There is a John Cheever-like eloquence about Harry’s introductory comments. It could be argued that May We Be Forgiven is an extravagant homage to Cheever’s brilliant story Goodbye, My Brother (1951). Amy Homes, bold and daring as always, certainly continues to defer to the master (of whom there is even a sighting).

Her approach is strongly visual, as is to be expected from a novelist and storyteller also involved in television scriptwriting. Snappy dialogue is among her many talents, and Homes’s style comes across as far less laboured than that of Jonathan Franzen. The ease with which Homes recasts biblical themes of sibling dislike, vengeance and moral awakening is impressive. For all the humour, this is a dark tale. Jane, George’s wife, is dead within pages, yet it is her plaintive request to Harry to let her “have a little pleasure, a little something that’s just for myself” that reverberates throughout the book. It is an extraordinary declaration, both defiant and heart-rending. Harry, a most sympathetic narrator for whom the story represents a midlife crisis as well as a belated coming of age, is an Everyman, passively hovering in the wings of existence.

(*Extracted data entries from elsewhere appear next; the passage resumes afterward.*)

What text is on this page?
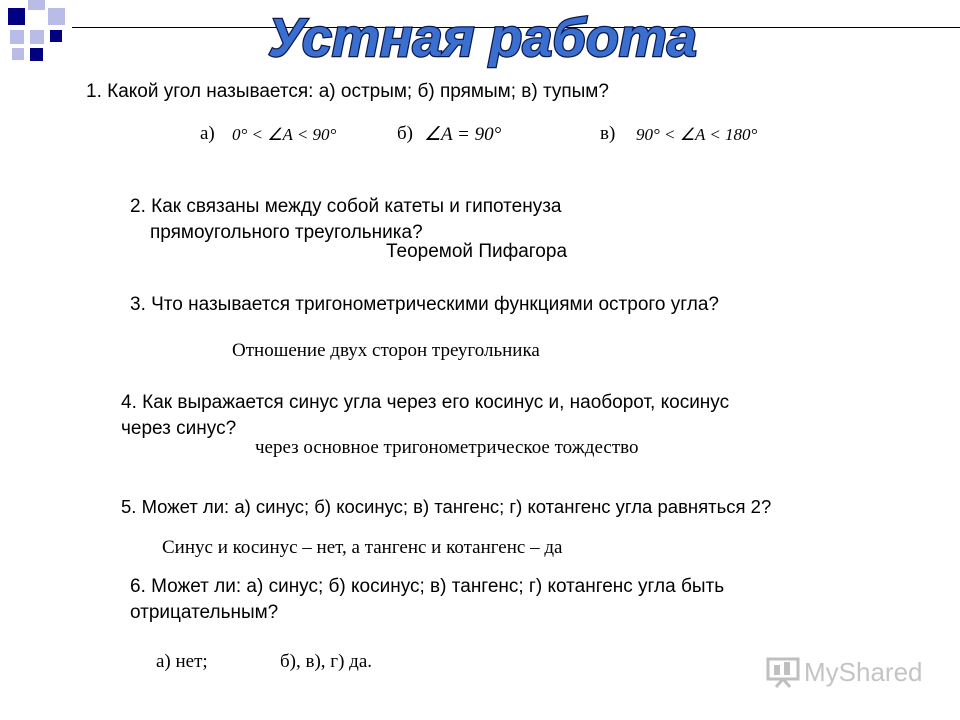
Устная работа
1. Какой угол называется: а) острым; б) прямым; в) тупым?
а) 0° < ∠A < 90°	б) ∠A = 90°	в) 90° < ∠A < 180°
2. Как связаны между собой катеты и гипотенуза
прямоугольного треугольника?
Теоремой Пифагора
3. Что называется тригонометрическими функциями острого угла?
Отношение двух сторон треугольника
4. Как выражается синус угла через его косинус и, наоборот, косинус
через синус?
через основное тригонометрическое тождество
5. Может ли: а) синус; б) косинус; в) тангенс; г) котангенс угла равняться 2?
Синус и косинус – нет, а тангенс и котангенс – да
6. Может ли: а) синус; б) косинус; в) тангенс; г) котангенс угла быть
отрицательным?
а) нет;	б), в), г) да.	MyShared
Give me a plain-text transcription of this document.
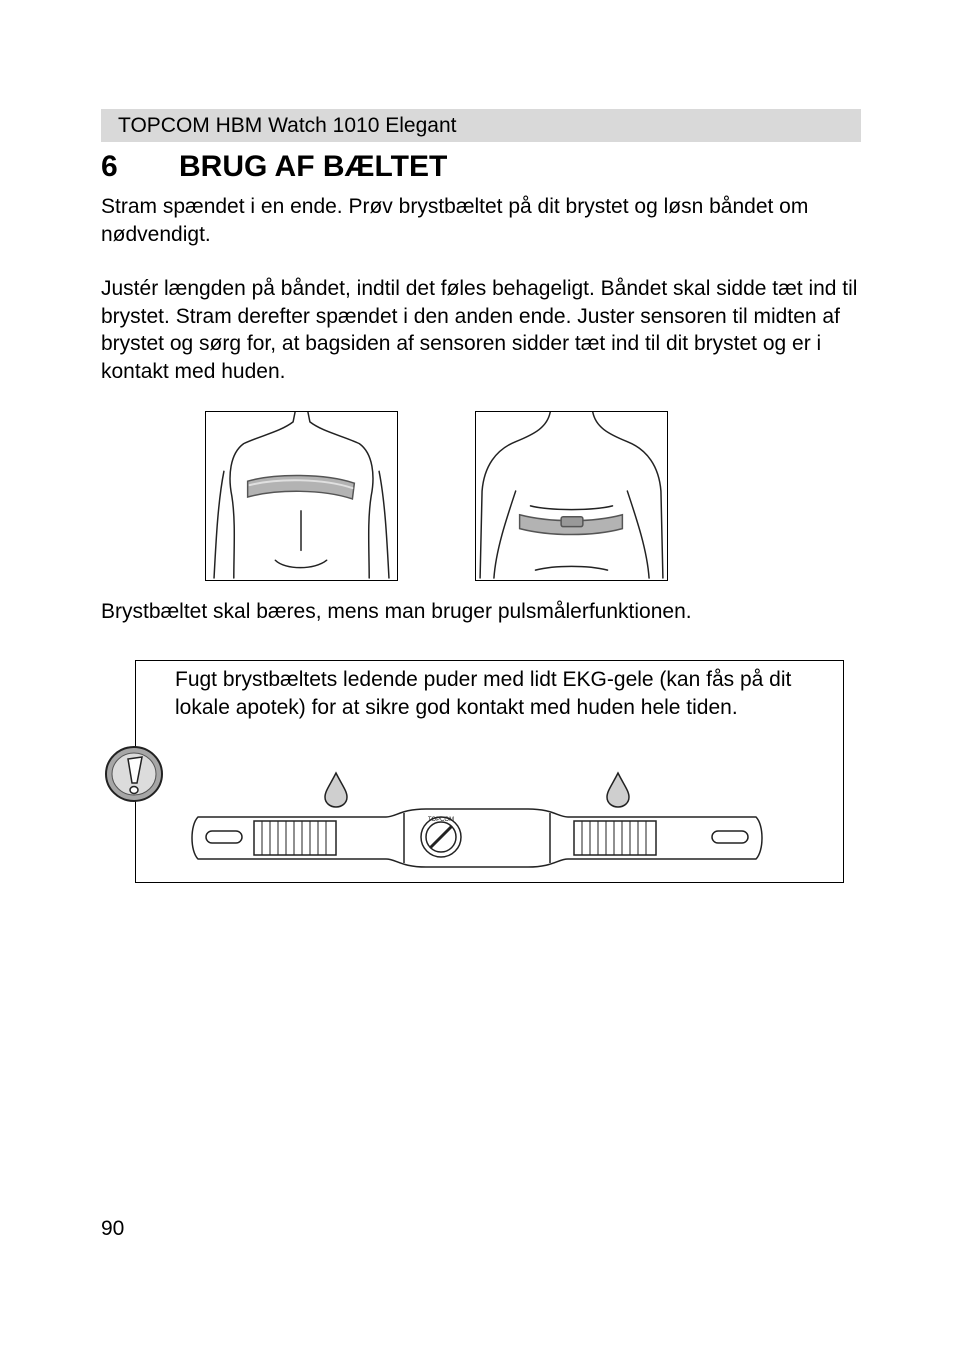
TOPCOM HBM Watch 1010 Elegant
6 BRUG AF BÆLTET

Stram spændet i en ende. Prøv brystbæltet på dit brystet og løsn båndet om nødvendigt.

Justér længden på båndet, indtil det føles behageligt. Båndet skal sidde tæt ind til brystet. Stram derefter spændet i den anden ende. Juster sensoren til midten af brystet og sørg for, at bagsiden af sensoren sidder tæt ind til dit brystet og er i kontakt med huden.

Brystbæltet skal bæres, mens man bruger pulsmålerfunktionen.

Fugt brystbæltets ledende puder med lidt EKG-gele (kan fås på dit lokale apotek) for at sikre god kontakt med huden hele tiden.

TOPCOM
90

George is out of control; he doesn’t even heed red lights. After a road crash in which he leaves a couple dead and a boy orphaned, he then commits a horrific act that changes everything. Harry is forced into a level of activity that sees him assume responsibility for his brother’s pets as well as for his children. Homes calls upon the lost, the demented and the angry as well as the merely bored – such as a happily married woman who seeks hobby sex. Harry is dismissed by his outraged wife in the early stages of the upheaval and then begins to attract various marauding females. Several of these interludes quickly collapse, yet they serve as structural devices.

Most of the adults seem unhinged. While the medical and legal professionals emerge as caricatures, Homes presents the children, particularly George’s son, Nate, as the presiding, and prevailing, moral centre. This boy, who loved his dead mother and fears his father, is a touching if not entirely convincing creation. Homes plays dangerously with the subject of child sexual abuse and is guilty of handling it here in way that is surprisingly lazy as well as tasteless.

Her Jewish jokes work, and the gags featuring panic attacks and depression are entertaining, but Homes has perhaps too much cheap fun with dementia, mental illness, electroshock therapy and so on. Harry decides to visit his mother in the nursing home. Her bed is empty, but her room-mate is excited by the visit. “I’m Harry. I’m here for your neighbour. I’m her son.” The old lady asks, “How do you know?” To which Harry replies, “Because she was in the house when I was growing up.” He then asks, “What’s your name?” The old lady answers, “I don’t know. What’s in a name?” Elsewhere another elderly woman, when asked how long she has been married, replies, “Since the beginning of time.”

Harry attends his nephew’s winter weekend, filling the role of the boy’s father. All of the hotels are full, so he rents a child’s bedroom in a BB. He thinks, “In this tiny bed, this tiny room, I have a moment of clarity. I am a grown man who has hardly grown. I am like Oskar in The Tin Drum, refusing to grow.”

By this stage Harry has already experienced a crying attack in a park (not to mention a stroke), has lost his job, has bumped into Don DeLillo and has witnessed a murder.

May We Be Forgiven is extreme on many levels. Homes has confidently taken a story and stretched it into a funny, fast-moving, picaresque, baggy satire that reinvents itself a few times before subsiding into a feelgood glow that nevertheless intones not so much God bless as God help America.